‘Cuando falta el trabajo, falta la dignidad’
Con esta frase, pronunciada por el entonces papa de la Iglesia católica, Francisco (Jorge Mario Bergoglio, de Argentina), durante su visita a la isla italiana de Cerdeña, específicamente en la ciudad de Cagliari, el 22 de septiembre de 2013, mostró su solidaridad con los trabajadores mineros del lugar, afectados por el desempleo que también azotaba al sector minero. Con este gesto simbólico dejó claro que, para el pontífice, la actividad minera es una actividad normal, inherente al desarrollo de la humanidad en todas sus etapas y épocas y, contrario a lo afirmado por algunos, no es contraria a la moral cristiana.
El papa Francisco incluso se colocó un casco de minero de color amarillo (las fotos de ese momento están disponibles en redes sociales; basta con escribir “foto del papa Francisco con casco de minero” en el buscador).

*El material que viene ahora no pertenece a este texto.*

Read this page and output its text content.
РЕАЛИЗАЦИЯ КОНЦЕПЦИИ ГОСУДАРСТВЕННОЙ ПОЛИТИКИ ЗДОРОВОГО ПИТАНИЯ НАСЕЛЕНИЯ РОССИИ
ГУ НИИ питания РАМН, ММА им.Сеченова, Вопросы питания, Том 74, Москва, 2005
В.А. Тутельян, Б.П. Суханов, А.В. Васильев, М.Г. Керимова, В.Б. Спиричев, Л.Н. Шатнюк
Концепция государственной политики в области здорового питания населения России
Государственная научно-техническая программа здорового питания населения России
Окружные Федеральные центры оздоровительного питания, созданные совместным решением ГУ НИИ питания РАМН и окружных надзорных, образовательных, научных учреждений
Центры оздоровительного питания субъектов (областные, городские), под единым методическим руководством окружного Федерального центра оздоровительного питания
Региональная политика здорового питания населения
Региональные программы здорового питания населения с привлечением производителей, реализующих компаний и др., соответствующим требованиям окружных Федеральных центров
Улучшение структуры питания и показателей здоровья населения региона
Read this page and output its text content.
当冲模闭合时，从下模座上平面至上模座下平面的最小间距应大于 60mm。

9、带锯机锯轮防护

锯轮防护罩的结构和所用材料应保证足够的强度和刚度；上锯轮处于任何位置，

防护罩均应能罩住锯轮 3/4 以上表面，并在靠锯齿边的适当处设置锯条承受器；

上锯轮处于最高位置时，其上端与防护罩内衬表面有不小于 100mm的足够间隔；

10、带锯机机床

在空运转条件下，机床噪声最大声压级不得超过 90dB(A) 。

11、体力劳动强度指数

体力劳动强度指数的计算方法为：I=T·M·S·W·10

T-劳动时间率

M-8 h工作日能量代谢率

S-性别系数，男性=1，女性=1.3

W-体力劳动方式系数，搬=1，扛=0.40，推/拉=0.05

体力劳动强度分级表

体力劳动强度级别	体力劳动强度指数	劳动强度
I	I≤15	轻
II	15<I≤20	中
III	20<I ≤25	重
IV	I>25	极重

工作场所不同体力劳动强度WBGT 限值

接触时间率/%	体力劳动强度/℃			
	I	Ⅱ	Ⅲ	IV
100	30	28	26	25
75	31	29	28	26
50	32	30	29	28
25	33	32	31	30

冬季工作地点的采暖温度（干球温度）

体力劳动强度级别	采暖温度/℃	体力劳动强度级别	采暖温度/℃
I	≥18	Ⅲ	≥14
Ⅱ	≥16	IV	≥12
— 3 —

En aquella visita, cuyo eje era el drama del desempleo en Cerdeña, el primer y único papa nacido en Latinoamérica se reunió con obreros, empresarios y personas sin trabajo en un encuentro que quedó en la memoria de la región.
En esta historia interesante de la economía de Cerdeña, una región italiana cuya actividad minera atravesaba una grave crisis económica, sobre todo en la zona de Sulcis —históricamente minera por más de un siglo—, donde se explotaban, además de carbón, minas que producían plomo y zinc, el papa Francisco mostró su solidaridad y apoyo a miles de familias dependientes de la industria minera, actividad que había sido un importante motor económico desde el siglo XIX y durante el período industrial italiano.
Sulcis llegó a tener una de las tasas de desempleo más altas de Italia. Cualquier semejanza con Panamá no es casual, dado que el pequeño país canalero, en un par de años y luego de la llamada “revolución de los inútiles”, no solo vio afectado su producto interno bruto, entre otras grandes afectaciones que ya todos conocen, sino que la tasa de desempleo se elevó a dos dígitos, algo que poco parece importar a quienes nunca han aportado con trabajo y sudor al movimiento productivo de la nación.
Durante los años 2012 y 2013, contrario a lo ocurrido en Panamá, en Cerdeña las fuertes protestas fueron protagonizadas por los trabajadores mineros, con gran repercusión nacional en Italia. Por eso el papa Francisco se reunió con obreros y desempleados, escuchó a los mineros de Sulcis y utilizó el casco de minero como símbolo de solidaridad.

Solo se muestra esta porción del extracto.